Verifying Peephole Rewriting In SSA Compiler IRs

TL;DR

The paper tackles verifying peephole rewrites across domain-specific SSA-based IRs by introducing a core calculus that supports regions and by implementing it in Lean as LeanMLIR(X) with an MLIR syntax embedding. It provides a verified peephole rewriter and builds two canonical SSA optimizations (DCE and CSE), together with automation tactics to keep proof goals manageable. Three MLIR-based case studies (bitvectors, structured control flow, and fully homomorphic encryption) demonstrate the approach’s extensibility to diverse domains, including a QuotRing IR modeling $R = (\mathbb{Z}/q\mathbb{Z})[X]/(X^{2^n}+1)$. The work enables formally verified rewrites on new domain-specific IRs, offering a practical bridge between automation (SMT-like tools) and interactive theorem proving for compiler reasoning with regions and SSA def-use chains.

Abstract

There is an increasing need for domain-specific reasoning in modern compilers. This has fueled the use of tailored intermediate representations (IRs) based on static single assignment (SSA), like in the MLIR compiler framework. Interactive theorem provers (ITPs) provide strong guarantees for the end-to-end verification of compilers (e.g., CompCert). However, modern compilers and their IRs evolve at a rate that makes proof engineering alongside them prohibitively expensive.

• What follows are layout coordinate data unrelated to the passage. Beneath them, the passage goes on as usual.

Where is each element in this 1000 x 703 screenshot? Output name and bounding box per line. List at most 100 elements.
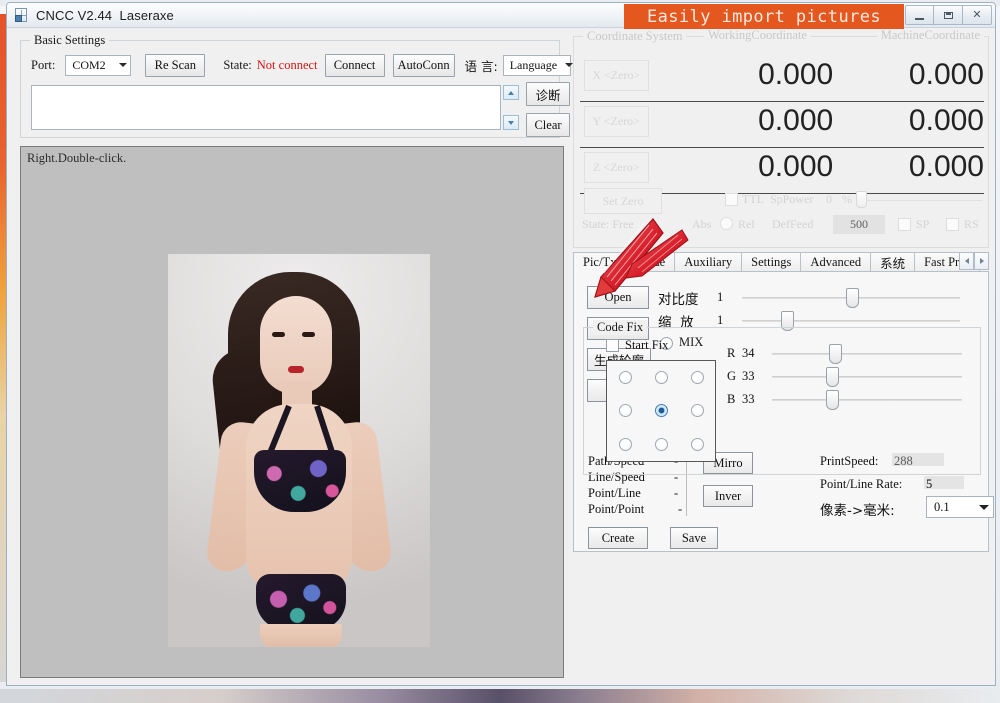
anchor-bottom-center-radio[interactable]: [654, 437, 668, 451]
sppower-value: 0: [826, 192, 832, 206]
promo-banner: Easily import pictures: [624, 4, 904, 29]
contrast-label: 对比度: [658, 292, 699, 308]
sp-checkbox[interactable]: [898, 218, 911, 231]
open-button[interactable]: Open: [587, 286, 649, 309]
connection-row: Port: COM2 Re Scan State: Not connect Co…: [31, 53, 574, 77]
x-zero-button[interactable]: X <Zero>: [584, 59, 649, 91]
imported-picture[interactable]: [168, 254, 430, 647]
metric-point-line-value: -: [674, 486, 679, 500]
left-column: Basic Settings Port: COM2 Re Scan State:…: [15, 33, 574, 680]
sppower-slider-track[interactable]: [862, 200, 982, 201]
minimize-button[interactable]: [905, 5, 934, 25]
point-line-rate-label: Point/Line Rate:: [820, 477, 903, 491]
page-bottom-decor: [0, 689, 1000, 703]
language-select[interactable]: Language: [502, 54, 574, 76]
basic-settings-group: Basic Settings Port: COM2 Re Scan State:…: [20, 33, 574, 138]
scroll-up-icon[interactable]: [503, 85, 519, 100]
restore-button[interactable]: [934, 5, 963, 25]
rs-checkbox[interactable]: [946, 218, 959, 231]
machine-state-text: State: Free: [582, 217, 634, 231]
tab-code[interactable]: Code: [628, 252, 676, 272]
anchor-top-right-radio[interactable]: [690, 371, 704, 385]
code-fix-legend: Code Fix: [593, 320, 648, 335]
anchor-bottom-right-radio[interactable]: [690, 437, 704, 451]
sppower-unit: %: [842, 192, 852, 206]
rel-label: Rel: [738, 217, 755, 231]
machine-coordinate-header: MachineCoordinate: [876, 28, 984, 43]
coordinate-system-group: Coordinate System WorkingCoordinate Mach…: [573, 28, 989, 248]
chevron-down-icon: [565, 63, 574, 67]
code-fix-group: Code Fix Start Fix: [583, 320, 981, 475]
port-label: Port:: [31, 57, 56, 72]
tab-advanced[interactable]: Advanced: [800, 252, 872, 272]
tab-scroll-buttons: [959, 252, 989, 270]
tab-system[interactable]: 系统: [870, 252, 916, 272]
metric-point-point-value: -: [678, 502, 683, 516]
create-button[interactable]: Create: [588, 527, 648, 549]
metric-point-point-label: Point/Point: [588, 502, 645, 516]
sppower-label: SpPower: [770, 192, 814, 206]
language-select-value: Language: [509, 57, 558, 72]
anchor-bottom-left-radio[interactable]: [618, 437, 632, 451]
deffeed-label: DefFeed: [772, 217, 814, 231]
invert-button[interactable]: Inver: [703, 485, 753, 507]
anchor-top-center-radio[interactable]: [654, 371, 668, 385]
port-select[interactable]: COM2: [65, 54, 132, 76]
preview-canvas[interactable]: Right.Double-click.: [20, 146, 564, 678]
rescan-button[interactable]: Re Scan: [145, 53, 206, 77]
tab-strip: Pic/Txt Code Auxiliary Settings Advanced…: [573, 252, 989, 272]
diagnose-button[interactable]: 诊断: [526, 82, 570, 106]
state-label: State:: [223, 57, 252, 72]
anchor-middle-center-radio[interactable]: [654, 404, 668, 418]
z-working-value: 0.000: [758, 150, 834, 183]
set-zero-button[interactable]: Set Zero: [584, 188, 662, 214]
scroll-down-icon[interactable]: [503, 115, 519, 130]
anchor-middle-left-radio[interactable]: [618, 404, 632, 418]
rs-label: RS: [964, 217, 979, 231]
port-select-value: COM2: [72, 57, 106, 72]
coordinate-system-legend: Coordinate System: [583, 29, 687, 44]
ttl-checkbox[interactable]: [725, 193, 738, 206]
tab-pic-txt[interactable]: Pic/Txt: [573, 252, 630, 272]
scale-value: 1: [717, 313, 724, 327]
pixel-to-mm-value: 0.1: [934, 499, 950, 514]
autoconn-button[interactable]: AutoConn: [392, 53, 455, 77]
close-button[interactable]: ✕: [963, 5, 992, 25]
z-zero-button[interactable]: Z <Zero>: [584, 151, 649, 183]
sppower-slider-thumb[interactable]: [856, 191, 867, 208]
app-document-icon: [13, 7, 29, 23]
x-working-value: 0.000: [758, 58, 834, 91]
start-fix-checkbox[interactable]: [606, 339, 619, 352]
deffeed-value[interactable]: 500: [833, 215, 885, 234]
z-machine-value: 0.000: [908, 150, 984, 183]
anchor-middle-right-radio[interactable]: [690, 404, 704, 418]
language-label: 语 言:: [464, 58, 498, 74]
scale-slider-track[interactable]: [742, 320, 960, 322]
screenshot-root: CNCC V2.44 Laseraxe ✕ Easily import pict…: [0, 0, 1000, 703]
log-textarea[interactable]: [31, 85, 501, 130]
save-button[interactable]: Save: [670, 527, 718, 549]
tab-scroll-left-icon[interactable]: [959, 252, 974, 270]
tab-auxiliary[interactable]: Auxiliary: [674, 252, 743, 272]
tab-scroll-right-icon[interactable]: [974, 252, 989, 270]
point-line-rate-value[interactable]: 5: [926, 477, 932, 492]
connect-button[interactable]: Connect: [324, 53, 385, 77]
anchor-top-left-radio[interactable]: [618, 371, 632, 385]
pixel-to-mm-select[interactable]: 0.1: [926, 496, 994, 518]
metric-point-line-label: Point/Line: [588, 486, 641, 500]
application-window: CNCC V2.44 Laseraxe ✕ Easily import pict…: [6, 2, 996, 686]
contrast-slider-thumb[interactable]: [846, 288, 859, 308]
rel-radio[interactable]: [720, 217, 733, 230]
y-working-value: 0.000: [758, 104, 834, 137]
clear-button[interactable]: Clear: [526, 113, 570, 137]
pixel-to-mm-label: 像素->毫米:: [820, 503, 895, 519]
working-coordinate-header: WorkingCoordinate: [704, 28, 811, 43]
tab-settings[interactable]: Settings: [741, 252, 802, 272]
y-zero-button[interactable]: Y <Zero>: [584, 105, 649, 137]
machine-status-row: Set Zero State: Free TTL SpPower 0 % Abs: [580, 187, 984, 234]
x-machine-value: 0.000: [908, 58, 984, 91]
coordinate-headers: WorkingCoordinate MachineCoordinate: [704, 28, 984, 43]
chevron-down-icon: [979, 504, 989, 510]
anchor-grid: [606, 360, 716, 462]
log-scrollbar[interactable]: [503, 85, 519, 130]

Nevertheless, well-scoped push-button automated verification tools such as the Alive peephole verifier for LLVM-IR gained recognition in domains where SMT solvers offer efficient (semi) decision procedures. In this paper, we aim to combine the convenience of automation with the versatility of ITPs for verifying peephole rewrites across domain-specific IRs. We formalize a core calculus for SSA-based IRs that is generic over the IR and covers so-called regions (nested scoping used by many domain-specific IRs in the MLIR ecosystem). Our mechanization in the Lean proof assistant provides a user-friendly frontend for translating MLIR syntax into our calculus. We provide scaffolding for defining and verifying peephole rewrites, offering tactics to eliminate the abstraction overhead of our SSA calculus. We prove correctness theorems about peephole rewriting, as well as two classical program transformations. To evaluate our framework, we consider three use cases from the MLIR ecosystem that cover different levels of abstractions: (1) bitvector rewrites from LLVM, (2) structured control flow, and (3) fully homomorphic encryption. We envision that our mechanization provides a foundation for formally verified rewrites on new domain-specific IRs.

Figures (5)

• Figure 1: User definitions for QuotRing, which declares the operations and types of the IR, the type signatures of the operations, and the denotations of the types and operations into Lean types.
• Figure 2: A peephole rewrite in $\texttt{LeanMLIR}(\operatorname{QuotRing})$ asserts the semantic equivalence of two SSA programs given in MLIR syntax. Our proof automation through simp_peephole eliminates the framework overhead, such that closing a clean mathematical goal suffices to prove correctness.
• Figure 3: Definitions in $\texttt{LeanMLIR}(X)$ for Expr and Com, and their associated denotations.
• Figure 4: Extending $\texttt{LeanMLIR}(X)$ with regions. New fields are in green. In OpDenote, one can now access the sub-computation represented by the region when defining the semantics of Op.
• Figure 5: Simplified implementation of $\texttt{LeanMLIR}(scf(X))$ Observe that the IR is parametrized over another IR Op', and that we add control flow to the other IR in a modular fashion.